ECE498/598 Deep Generative Models¶
约 4339 个字 10 张图片 预计阅读时间 14 分钟
[!NOTE]
Overview¶
VAE(Variational Autoencoder)/Latent space models
- 智能的压缩与解压 (Encoding & Decoding) 变分自编码器
- All images have a latent set of rules \(z∈R^K\),\(k≤N\) from which they are generated.
- Learning the distribution of the rules \(q_{\alpha}(z)\) is all we need.
- z is the hidden rule 编码要有规律,尽可能地像一个标准的高斯分布,
- We can sample from that distribution \(q_{\alpha}(z)\) and generate images based on those sampled rules.
- Conditional distribution: \(q_{\alpha}(z=\text{rules}|x=\text{chess board images})\) decode rules into images
- Encoder: rule generator
GANs
- 博弈与对抗 (Adversarial Game)
- Learn transformation from white noise to real images. Instead, train model A to synthesize real-looking images
- Train model B to discriminate that model A is generating fake images. Train both models A and B jointly.
Diffusion
- 先污染,后治理 (Denoising Process)
- Let’s transform given data points progressively to Gaussian noise
- Then, learn how to remove the noise to get back to the data points. Once trained, this model will be able to transform samples from Gaussian to samples of data.
Flows
- 可逆的数学变换 (Invertible Transformation)
- No need to make noise and then denoise
- Think of the problem through the lens of ODE / SDE. We want to learn a vector field so that initial points (from a Gaussian) …will follow a trajectory and end up at points on the data distribution.

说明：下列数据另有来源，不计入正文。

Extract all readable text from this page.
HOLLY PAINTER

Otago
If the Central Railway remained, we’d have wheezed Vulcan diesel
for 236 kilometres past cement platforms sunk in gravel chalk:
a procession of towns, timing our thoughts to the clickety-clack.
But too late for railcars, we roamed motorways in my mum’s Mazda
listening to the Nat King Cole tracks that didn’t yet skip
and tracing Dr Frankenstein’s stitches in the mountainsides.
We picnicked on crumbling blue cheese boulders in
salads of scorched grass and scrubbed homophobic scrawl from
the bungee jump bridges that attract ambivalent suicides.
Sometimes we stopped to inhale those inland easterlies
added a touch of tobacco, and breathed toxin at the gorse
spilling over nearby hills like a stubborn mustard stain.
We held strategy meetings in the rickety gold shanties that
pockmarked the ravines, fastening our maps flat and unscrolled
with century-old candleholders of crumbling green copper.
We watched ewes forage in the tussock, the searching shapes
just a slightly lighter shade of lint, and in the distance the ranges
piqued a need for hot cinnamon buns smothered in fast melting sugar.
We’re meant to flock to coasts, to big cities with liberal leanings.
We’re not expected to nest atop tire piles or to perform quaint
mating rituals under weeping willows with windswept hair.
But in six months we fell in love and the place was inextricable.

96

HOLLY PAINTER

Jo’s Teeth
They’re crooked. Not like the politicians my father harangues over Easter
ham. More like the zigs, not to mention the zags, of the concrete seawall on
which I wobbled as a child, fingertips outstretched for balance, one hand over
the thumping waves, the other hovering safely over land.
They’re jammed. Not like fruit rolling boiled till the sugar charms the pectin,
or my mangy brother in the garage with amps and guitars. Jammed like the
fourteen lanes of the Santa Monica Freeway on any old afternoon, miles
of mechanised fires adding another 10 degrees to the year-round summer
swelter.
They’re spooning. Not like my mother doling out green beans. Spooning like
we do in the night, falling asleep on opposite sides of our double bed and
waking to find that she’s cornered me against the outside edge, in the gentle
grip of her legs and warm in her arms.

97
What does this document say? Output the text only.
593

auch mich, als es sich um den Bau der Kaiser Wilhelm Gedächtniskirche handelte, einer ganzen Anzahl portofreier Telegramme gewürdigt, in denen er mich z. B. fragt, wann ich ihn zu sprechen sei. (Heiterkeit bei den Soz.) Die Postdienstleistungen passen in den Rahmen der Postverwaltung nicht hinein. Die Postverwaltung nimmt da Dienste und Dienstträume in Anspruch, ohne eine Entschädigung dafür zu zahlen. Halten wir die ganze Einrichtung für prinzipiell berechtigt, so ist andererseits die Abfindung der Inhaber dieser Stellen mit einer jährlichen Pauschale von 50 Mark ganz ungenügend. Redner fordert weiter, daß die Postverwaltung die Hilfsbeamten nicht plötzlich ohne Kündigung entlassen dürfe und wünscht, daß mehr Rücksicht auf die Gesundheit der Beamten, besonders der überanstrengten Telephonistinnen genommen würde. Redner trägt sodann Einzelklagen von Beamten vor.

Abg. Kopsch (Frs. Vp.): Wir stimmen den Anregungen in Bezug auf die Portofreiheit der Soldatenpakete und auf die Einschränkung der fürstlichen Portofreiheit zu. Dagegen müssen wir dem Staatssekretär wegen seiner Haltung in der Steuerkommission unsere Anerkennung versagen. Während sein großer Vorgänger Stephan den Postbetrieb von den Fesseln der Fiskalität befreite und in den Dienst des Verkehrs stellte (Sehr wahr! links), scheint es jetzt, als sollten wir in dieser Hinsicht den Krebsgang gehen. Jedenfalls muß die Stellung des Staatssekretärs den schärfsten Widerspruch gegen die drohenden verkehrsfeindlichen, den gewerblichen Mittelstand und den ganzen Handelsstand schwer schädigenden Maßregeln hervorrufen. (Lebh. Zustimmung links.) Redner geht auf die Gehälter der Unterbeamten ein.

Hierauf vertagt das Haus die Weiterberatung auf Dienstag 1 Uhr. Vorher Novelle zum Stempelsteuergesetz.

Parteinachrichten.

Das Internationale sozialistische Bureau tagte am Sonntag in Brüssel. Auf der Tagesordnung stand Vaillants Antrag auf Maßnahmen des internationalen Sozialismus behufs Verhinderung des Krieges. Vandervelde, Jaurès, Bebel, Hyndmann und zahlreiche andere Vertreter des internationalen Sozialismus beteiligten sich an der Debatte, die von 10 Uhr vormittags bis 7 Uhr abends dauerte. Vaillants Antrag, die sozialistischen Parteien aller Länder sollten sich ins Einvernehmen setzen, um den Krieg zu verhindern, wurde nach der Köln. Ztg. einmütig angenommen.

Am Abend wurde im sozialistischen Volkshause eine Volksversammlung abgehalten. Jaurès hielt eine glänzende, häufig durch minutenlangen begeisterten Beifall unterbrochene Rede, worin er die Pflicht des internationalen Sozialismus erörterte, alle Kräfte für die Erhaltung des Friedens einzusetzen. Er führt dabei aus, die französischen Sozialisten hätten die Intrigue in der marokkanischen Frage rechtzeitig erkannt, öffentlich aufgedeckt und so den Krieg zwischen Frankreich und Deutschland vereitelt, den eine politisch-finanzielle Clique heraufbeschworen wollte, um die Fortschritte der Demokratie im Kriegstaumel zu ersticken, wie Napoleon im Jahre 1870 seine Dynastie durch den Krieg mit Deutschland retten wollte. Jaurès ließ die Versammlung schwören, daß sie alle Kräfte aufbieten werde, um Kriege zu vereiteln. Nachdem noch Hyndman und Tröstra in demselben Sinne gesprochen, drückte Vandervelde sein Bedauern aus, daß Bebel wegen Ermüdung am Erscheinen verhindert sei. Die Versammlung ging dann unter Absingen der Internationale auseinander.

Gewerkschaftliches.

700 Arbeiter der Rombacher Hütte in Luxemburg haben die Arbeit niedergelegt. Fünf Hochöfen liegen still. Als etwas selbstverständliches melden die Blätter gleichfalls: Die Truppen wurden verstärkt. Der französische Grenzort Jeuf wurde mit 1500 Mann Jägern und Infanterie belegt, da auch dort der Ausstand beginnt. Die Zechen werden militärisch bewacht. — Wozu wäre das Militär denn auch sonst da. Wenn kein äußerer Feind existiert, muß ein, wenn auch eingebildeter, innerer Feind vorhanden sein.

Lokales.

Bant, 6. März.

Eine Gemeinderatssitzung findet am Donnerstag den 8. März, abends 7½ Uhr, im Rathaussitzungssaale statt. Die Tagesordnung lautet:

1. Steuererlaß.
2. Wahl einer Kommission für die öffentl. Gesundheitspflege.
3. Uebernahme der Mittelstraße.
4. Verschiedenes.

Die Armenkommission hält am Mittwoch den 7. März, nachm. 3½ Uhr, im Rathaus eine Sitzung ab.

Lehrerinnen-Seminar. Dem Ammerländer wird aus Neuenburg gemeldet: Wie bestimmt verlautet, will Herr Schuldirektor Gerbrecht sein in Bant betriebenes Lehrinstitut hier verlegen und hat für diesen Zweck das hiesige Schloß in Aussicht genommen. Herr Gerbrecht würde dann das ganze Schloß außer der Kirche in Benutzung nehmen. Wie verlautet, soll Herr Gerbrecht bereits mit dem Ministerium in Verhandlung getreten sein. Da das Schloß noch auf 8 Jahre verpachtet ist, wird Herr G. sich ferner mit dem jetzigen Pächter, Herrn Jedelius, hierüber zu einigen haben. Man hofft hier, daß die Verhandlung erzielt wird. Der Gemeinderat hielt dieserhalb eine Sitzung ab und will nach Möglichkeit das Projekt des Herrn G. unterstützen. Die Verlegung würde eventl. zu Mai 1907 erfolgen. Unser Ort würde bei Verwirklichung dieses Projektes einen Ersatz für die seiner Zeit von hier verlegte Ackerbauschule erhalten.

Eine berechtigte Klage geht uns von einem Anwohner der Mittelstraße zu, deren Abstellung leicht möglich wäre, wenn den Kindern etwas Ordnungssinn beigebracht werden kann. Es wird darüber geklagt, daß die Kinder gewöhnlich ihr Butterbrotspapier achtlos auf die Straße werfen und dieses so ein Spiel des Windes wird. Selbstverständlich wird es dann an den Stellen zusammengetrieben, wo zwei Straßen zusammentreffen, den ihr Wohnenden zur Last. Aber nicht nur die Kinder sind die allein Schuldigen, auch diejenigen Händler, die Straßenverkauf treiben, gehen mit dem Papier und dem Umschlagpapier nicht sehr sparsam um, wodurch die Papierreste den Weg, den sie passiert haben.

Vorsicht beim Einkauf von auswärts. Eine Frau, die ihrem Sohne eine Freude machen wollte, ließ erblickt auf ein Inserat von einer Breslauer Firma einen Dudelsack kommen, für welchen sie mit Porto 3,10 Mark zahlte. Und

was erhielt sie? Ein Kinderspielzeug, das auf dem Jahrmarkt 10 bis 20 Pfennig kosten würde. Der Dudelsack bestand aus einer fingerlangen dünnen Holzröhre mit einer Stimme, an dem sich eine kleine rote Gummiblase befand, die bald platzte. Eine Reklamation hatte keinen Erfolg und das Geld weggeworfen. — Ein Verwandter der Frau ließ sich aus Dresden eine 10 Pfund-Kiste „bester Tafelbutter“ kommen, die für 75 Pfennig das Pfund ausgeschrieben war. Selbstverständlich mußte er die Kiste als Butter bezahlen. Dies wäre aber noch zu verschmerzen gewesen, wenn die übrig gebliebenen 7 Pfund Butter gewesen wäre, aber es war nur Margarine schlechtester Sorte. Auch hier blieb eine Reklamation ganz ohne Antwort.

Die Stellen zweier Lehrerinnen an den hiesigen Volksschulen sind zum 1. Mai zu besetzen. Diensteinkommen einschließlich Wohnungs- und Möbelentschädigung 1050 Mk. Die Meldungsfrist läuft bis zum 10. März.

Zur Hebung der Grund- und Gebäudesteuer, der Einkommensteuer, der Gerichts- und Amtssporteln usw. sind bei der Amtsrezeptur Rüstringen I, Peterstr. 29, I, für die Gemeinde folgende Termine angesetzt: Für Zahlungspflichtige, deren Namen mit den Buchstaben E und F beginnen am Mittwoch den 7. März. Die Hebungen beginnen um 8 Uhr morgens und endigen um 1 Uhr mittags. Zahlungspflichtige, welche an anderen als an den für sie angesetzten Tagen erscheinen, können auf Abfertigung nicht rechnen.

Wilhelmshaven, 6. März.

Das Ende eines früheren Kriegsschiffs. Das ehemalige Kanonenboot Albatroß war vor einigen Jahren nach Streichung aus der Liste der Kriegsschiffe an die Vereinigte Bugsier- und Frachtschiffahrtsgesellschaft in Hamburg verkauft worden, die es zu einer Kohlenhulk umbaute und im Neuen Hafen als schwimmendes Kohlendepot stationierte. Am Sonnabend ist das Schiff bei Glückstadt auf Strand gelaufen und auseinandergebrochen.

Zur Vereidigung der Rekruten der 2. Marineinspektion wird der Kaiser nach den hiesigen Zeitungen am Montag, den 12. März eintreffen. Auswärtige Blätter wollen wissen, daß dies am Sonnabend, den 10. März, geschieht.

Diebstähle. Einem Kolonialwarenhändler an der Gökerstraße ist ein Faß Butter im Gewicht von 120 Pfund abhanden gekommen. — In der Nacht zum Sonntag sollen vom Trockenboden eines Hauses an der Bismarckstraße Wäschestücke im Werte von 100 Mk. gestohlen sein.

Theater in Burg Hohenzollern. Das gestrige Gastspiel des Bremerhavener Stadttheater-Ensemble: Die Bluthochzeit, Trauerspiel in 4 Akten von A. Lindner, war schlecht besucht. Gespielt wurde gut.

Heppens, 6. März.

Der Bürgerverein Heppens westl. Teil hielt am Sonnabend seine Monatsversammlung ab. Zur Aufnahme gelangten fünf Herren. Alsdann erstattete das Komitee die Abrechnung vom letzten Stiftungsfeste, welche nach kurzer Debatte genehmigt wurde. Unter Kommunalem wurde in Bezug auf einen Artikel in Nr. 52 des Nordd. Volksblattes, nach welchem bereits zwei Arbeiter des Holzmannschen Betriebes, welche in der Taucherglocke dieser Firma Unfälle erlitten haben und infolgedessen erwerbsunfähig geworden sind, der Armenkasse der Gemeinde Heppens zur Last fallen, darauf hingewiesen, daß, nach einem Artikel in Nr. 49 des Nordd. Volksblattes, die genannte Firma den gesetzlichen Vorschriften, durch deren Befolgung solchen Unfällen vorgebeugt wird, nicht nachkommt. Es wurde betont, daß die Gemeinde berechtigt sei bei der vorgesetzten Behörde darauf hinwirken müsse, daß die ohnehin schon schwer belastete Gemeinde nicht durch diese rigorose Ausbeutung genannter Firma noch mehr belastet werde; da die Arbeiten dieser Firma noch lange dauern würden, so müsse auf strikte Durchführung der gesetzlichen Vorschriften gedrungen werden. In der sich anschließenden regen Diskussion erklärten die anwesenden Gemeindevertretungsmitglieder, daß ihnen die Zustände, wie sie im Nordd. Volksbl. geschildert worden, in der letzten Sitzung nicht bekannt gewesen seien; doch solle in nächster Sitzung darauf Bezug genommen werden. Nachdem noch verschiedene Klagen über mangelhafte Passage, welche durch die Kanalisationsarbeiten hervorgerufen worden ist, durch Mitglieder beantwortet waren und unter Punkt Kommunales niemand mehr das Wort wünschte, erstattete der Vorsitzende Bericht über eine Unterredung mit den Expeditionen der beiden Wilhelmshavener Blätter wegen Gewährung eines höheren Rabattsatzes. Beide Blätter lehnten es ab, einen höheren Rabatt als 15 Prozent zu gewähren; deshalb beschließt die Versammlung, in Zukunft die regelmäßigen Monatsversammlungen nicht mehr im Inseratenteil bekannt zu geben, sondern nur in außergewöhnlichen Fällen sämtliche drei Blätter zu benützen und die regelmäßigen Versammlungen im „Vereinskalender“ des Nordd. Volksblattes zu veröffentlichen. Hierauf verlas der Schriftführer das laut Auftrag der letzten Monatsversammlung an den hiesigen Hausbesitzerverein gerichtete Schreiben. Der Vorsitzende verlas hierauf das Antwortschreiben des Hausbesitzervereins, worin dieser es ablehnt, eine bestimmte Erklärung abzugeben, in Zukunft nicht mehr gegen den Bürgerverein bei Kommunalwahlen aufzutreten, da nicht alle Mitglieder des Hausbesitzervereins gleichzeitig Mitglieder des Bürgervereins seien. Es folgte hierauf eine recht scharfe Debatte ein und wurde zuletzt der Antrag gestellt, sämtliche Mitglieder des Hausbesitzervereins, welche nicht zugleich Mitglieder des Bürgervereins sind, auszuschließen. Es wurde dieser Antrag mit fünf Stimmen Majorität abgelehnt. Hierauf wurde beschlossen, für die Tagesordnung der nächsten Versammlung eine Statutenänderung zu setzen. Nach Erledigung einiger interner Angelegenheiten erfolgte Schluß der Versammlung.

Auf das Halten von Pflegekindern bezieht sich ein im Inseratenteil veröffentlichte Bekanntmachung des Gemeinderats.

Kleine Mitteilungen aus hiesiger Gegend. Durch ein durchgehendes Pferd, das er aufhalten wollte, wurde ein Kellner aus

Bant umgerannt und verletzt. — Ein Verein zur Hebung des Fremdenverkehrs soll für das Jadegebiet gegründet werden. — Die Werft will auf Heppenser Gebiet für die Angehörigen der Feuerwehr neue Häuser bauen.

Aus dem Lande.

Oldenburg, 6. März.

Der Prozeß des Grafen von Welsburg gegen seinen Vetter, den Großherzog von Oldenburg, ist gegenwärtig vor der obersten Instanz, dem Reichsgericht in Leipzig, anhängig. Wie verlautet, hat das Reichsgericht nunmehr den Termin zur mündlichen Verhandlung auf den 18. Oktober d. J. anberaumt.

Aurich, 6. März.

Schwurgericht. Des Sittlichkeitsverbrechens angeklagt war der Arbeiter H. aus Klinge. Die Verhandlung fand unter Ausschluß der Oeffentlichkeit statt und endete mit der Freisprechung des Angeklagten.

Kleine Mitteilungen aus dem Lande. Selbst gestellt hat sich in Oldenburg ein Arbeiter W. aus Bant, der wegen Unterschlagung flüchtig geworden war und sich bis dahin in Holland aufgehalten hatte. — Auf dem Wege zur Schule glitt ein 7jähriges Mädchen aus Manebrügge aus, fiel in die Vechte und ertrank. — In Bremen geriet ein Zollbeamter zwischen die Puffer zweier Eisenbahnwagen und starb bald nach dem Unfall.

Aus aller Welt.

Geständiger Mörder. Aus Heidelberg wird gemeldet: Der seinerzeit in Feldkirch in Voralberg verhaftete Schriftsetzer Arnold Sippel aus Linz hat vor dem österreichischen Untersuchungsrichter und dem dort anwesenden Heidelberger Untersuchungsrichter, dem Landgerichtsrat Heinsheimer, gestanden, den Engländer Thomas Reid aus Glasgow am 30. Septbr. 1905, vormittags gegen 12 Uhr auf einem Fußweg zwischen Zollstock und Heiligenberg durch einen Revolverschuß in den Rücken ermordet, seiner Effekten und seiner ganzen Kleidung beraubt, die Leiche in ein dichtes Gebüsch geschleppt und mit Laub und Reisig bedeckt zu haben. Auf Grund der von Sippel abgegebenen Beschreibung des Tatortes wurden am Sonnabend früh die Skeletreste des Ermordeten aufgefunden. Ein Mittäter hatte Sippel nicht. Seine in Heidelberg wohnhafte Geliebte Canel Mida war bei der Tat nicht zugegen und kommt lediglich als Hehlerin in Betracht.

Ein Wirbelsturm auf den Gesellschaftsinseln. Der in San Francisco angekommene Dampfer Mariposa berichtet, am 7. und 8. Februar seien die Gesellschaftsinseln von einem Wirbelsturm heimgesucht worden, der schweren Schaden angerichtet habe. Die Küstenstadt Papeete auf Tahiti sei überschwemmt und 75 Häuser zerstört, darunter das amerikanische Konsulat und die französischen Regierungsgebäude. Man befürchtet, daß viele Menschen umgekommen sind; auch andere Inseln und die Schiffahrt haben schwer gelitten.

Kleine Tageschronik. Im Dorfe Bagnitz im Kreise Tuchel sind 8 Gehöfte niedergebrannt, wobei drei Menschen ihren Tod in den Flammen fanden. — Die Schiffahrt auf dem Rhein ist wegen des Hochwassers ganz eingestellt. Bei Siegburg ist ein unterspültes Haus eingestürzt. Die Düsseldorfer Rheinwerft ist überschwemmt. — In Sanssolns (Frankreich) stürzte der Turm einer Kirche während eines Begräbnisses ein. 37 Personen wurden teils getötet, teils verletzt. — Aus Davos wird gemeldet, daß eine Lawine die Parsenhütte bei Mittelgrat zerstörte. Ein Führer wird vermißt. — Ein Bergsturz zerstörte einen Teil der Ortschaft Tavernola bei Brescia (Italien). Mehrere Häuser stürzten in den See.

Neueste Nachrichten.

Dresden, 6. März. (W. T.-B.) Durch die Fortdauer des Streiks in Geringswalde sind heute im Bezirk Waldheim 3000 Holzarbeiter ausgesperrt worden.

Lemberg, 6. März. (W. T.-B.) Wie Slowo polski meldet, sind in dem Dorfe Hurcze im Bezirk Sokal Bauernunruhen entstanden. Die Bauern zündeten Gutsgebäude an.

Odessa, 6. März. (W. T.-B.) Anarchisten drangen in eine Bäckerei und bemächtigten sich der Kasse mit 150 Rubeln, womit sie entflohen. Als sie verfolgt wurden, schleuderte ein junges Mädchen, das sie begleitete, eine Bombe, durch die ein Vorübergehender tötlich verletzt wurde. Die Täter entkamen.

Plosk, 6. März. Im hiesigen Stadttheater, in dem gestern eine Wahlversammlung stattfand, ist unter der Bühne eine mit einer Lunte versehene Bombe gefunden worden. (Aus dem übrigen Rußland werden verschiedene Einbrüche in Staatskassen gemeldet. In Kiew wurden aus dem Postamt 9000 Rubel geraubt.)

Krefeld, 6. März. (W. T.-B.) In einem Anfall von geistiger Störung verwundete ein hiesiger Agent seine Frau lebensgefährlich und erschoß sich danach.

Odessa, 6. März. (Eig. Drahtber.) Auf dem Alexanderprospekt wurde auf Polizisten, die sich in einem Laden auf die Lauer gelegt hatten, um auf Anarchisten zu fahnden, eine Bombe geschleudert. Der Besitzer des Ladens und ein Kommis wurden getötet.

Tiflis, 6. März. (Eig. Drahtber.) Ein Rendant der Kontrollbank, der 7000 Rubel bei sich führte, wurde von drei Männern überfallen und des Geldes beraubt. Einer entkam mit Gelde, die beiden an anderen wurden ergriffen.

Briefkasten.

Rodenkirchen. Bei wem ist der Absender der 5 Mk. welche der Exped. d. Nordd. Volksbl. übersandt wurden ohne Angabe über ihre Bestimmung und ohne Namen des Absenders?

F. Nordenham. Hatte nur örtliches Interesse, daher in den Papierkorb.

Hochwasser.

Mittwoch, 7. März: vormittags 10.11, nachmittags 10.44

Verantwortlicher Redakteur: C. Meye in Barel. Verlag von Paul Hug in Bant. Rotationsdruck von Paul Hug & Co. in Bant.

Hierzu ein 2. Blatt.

| 特征维度 | VAE (变分自编码器) | GANs (生成对抗网络) | Diffusion (扩散模型) | Flows (流模型) |
|---|---|---|---|---|
| 核心机制 | 编码-解码,学习潜在空间的概率分布 | 对抗博弈,生成器与判别器相互竞争 | 迭代去噪,从噪声中逐步恢复图像 | 可逆变换,学习简单与复杂分布间的精确映射 |
| 生成速度 | 快 (一次前向传播) | 快 (一次前向传播) | 非常慢 (需要成百上千次迭代) | 快 (一次前向传播) |
| 图像质量 | 一般,偏模糊 | 高,图像锐利 | 极高,当前最佳 | 中等,数学上优美但效果常有限制 |
| 训练稳定性 | 非常稳定 | 不稳定,需要小心调参 | 稳定 | 稳定 |
| 潜在空间 | 结构性好,平滑连续,适合插值和编辑 | 结构性不明确,需要额外技术 (如StyleGAN) | 潜在表示与噪声水平相关 | 结构性好,与简单分布一一对应 |
Probability Review¶
Fundemetal¶
Likelihood: you know this distribution, so easy to calculate
Posterior: the opposite is a known distribution, but this is a bit harder
| Likelihood | p(data | distribution parameters ) | Tractable, well defined |
| Posterior | p (distribution parameters | data ) | Typical goal, tricky, try Bayes |
| Prior | p( distribution parameters ) | Domain knowledge |
| Evidence | p(data) | Approximate with large data |
Bayes¶
Bayes Rule: \(P(C|A)=\frac{P(A|C)\times P(C)}{P(A)}\)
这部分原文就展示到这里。